3. Minimum and Maximum FLOPS:
- Variables: {min_flops} and {max_flops}
- Definition: These values represent the lowest and highest FLOPS utilized among all submitted models in the competition. They are used to normalize the FLOPS utilized by each model.
- Role in the Formula: The normalization ensures that the efficiency penalty is scaled relative to the range of FLOPS used by all participants. Models closer to the minimum FLOPS will receive a smaller penalty, positively contributing to their final score.
How the Formula Works:
- Accuracy Contribution: The score starts by multiplying the accuracy (PCK) by 0.8, reflecting the model's effectiveness in correctly detecting keypoints.
- Efficiency Contribution: The efficiency term is calculated next. The formula starts with a value of 0, representing perfect efficiency. The more FLOPS your model uses relative to others, the more this value is reduced, which decreases the final score.

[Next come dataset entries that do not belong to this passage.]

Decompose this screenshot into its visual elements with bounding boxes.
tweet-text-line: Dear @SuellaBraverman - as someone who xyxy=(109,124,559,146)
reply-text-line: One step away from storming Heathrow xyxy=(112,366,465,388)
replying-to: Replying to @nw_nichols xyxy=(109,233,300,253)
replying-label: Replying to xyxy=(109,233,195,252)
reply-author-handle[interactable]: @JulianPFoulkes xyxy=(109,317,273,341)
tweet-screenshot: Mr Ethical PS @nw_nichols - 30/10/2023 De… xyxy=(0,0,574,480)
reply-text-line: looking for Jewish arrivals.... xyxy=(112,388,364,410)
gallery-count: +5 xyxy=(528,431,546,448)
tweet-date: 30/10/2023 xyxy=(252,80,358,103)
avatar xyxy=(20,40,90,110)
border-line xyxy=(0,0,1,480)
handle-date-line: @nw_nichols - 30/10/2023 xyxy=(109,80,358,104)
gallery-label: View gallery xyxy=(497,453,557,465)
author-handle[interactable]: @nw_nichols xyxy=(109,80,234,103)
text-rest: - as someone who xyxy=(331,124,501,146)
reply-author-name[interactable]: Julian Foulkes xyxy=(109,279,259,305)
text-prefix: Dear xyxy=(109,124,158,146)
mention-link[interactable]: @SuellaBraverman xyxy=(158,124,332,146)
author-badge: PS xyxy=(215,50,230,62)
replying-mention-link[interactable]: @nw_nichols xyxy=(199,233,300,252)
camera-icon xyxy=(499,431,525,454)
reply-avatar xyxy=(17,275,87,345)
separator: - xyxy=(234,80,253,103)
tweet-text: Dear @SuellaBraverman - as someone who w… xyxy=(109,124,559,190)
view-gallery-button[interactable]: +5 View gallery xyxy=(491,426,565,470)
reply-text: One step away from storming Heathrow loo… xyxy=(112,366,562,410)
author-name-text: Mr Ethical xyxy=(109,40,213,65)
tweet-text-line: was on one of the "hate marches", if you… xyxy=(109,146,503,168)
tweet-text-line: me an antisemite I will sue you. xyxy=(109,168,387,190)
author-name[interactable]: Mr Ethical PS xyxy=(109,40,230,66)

- Final Score: The final score is a weighted sum of the accuracy and efficiency components. A model with high PCK and low FLOPS usage will score highly, promoting both high accuracy and computational efficiency.
Summary:
- The PCK (Percentage of Correct Keypoints) is a critical measure of the model's accuracy in detecting keypoints. It is calculated by determining how many keypoints are correctly predicted within a set distance from the ground truth.
- The FLOPS utilized directly impacts the score by penalizing models that are more computationally demanding, encouraging the development of efficient models.
This scoring formula incentivizes the creation of models that balance high accuracy with low computational cost, fostering innovation in sustainable AI development.